The book is full of whimsy and nonsense, so you would think it would be a good fit for Burton. The screenwriter, Linda Woolverton (from both “The Lion King” and “Beauty and the Beast”), has created something of a sequel, where Alice is avoiding a marriage proposal and looking for herself in the rabbit hole. We see, in a flashback where the six-year old Alice (who wears lip gloss to bed) complains of a bad dream to her father, that Alice has been dreaming of this world since she was a child. In this version, it’s actually called Underland, and ruled by an evil red queen who is a tyrant, whose sister the White Queen used to rule but has been usurped. All the characters (most from the book – the Rabbit, the Doormouse, Tweedlum and –dee, even the sad addition of a “frumious bandersnatch” – ugh) want the White Queen to be reinstalled, but Alice must save them by slaying the Jabberwocky, and, oh nevermind, I’m too bored to go on. I don’t really care.
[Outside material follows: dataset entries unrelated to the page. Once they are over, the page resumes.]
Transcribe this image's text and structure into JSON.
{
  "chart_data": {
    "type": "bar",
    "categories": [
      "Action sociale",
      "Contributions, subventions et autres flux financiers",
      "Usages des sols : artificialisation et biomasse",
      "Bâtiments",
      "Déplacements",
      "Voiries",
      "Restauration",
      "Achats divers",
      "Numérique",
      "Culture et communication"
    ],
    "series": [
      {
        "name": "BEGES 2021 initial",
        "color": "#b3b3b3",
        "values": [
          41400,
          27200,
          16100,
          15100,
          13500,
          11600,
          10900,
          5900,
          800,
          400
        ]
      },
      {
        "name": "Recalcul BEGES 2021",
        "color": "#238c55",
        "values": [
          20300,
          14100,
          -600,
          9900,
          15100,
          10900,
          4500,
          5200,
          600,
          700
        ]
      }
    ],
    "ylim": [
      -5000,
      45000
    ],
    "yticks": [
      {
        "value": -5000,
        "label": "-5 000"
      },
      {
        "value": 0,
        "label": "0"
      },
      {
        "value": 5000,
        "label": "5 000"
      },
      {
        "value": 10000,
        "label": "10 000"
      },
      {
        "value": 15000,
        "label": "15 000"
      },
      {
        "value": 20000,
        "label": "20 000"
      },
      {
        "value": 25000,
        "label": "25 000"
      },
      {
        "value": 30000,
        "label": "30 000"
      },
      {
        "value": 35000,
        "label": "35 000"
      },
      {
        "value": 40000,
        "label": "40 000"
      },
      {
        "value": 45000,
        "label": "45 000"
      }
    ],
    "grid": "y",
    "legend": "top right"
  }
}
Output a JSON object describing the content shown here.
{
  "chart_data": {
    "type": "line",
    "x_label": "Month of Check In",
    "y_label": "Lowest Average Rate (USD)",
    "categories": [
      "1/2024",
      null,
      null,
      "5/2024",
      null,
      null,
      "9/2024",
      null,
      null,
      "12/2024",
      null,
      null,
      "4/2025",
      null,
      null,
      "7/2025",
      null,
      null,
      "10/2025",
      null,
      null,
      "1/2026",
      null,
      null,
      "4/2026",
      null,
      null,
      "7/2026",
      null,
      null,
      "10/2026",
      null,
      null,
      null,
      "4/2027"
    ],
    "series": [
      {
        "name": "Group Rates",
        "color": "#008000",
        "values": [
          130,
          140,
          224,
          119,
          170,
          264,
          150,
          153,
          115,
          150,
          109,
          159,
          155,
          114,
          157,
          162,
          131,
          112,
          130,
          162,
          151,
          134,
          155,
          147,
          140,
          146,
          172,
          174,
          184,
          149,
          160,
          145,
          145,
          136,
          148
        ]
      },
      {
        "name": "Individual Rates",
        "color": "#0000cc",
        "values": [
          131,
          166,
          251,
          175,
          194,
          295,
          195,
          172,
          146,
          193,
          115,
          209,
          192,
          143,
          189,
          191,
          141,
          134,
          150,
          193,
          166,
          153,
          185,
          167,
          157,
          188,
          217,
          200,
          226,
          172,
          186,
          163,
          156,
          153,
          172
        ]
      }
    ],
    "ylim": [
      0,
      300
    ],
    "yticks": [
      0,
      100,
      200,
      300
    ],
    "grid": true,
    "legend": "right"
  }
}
And that’s the bottom line. Why not write a new script with characters we’ve never seen before instead of bastardizing two surprising, unexpected great works into one predictable, boring three act girl empowerment story we’ve seen before? It’s could be taken out of “Screenwriting for Dummies”. I see the impulse to make it into a kind of fairy tale with a message, like “Lion King” and “Beauty and the Beast”, but the whole point of Alice, it’s enduring fascination, is that it resists those simple messages. It’s confounding and odd – and as interesting to political theorists, historians, and mathematicians as it is to children. This whole shoehorning into a coherent narrative just makes the whole enterprise feel stifled and mundane. Bonham-Carter is enjoyable to watch (probably the best thing in the film), but Hathaway is wasted (though I'm not sure what anyone could have done with that role). Depp is given a script in which the Hatter is aware of his encroaching or encompassing madness, attempting some sense of tragic realization of his situation, but that ends up as embarrassing and unneeded. Besides laying more on the back of the character than he’s designed to handle, they force him to have a truly cringe-inducing dance moment. Curioser and curiouser. Why?

Oh wait, money….that’s right. I keep forgetting. Well at least someone’s laughing all the way to the bank. Sadly, it’s not the audience. Look, it’s not the worst thing I’ve ever seen, but why not just leave old stuff alone if you can’t respect it for what it is? Or give it a spin that's at least as imaginative and outlandish as the original. This has taken something large, ridiculous, and unruly and tried to make it small, easy, pat and pablum. Not an awful way to spend some time, but not a frabjous day at all.

2 comments:

Elizabeth said...

Ugh. While I enjoyed reading your extremely well-written review, I had already planned on NOT seeing it. It looked like a bastardization of a really good story even on the billboards that we've been "subjected" to here in Los Angeles for months.

Man. Hat. In. said...

Well put. I felt much the same way. The odd breakdance thing was so cringe-inducing to me. Left field in a bad way. And I for one did not really get a lot out of the actress who played Alice. She didn't work for me. And, well, she doesn't work for me so what does she care?! HBC was good in a yelling role. The more I think about it, the more I didn't like it.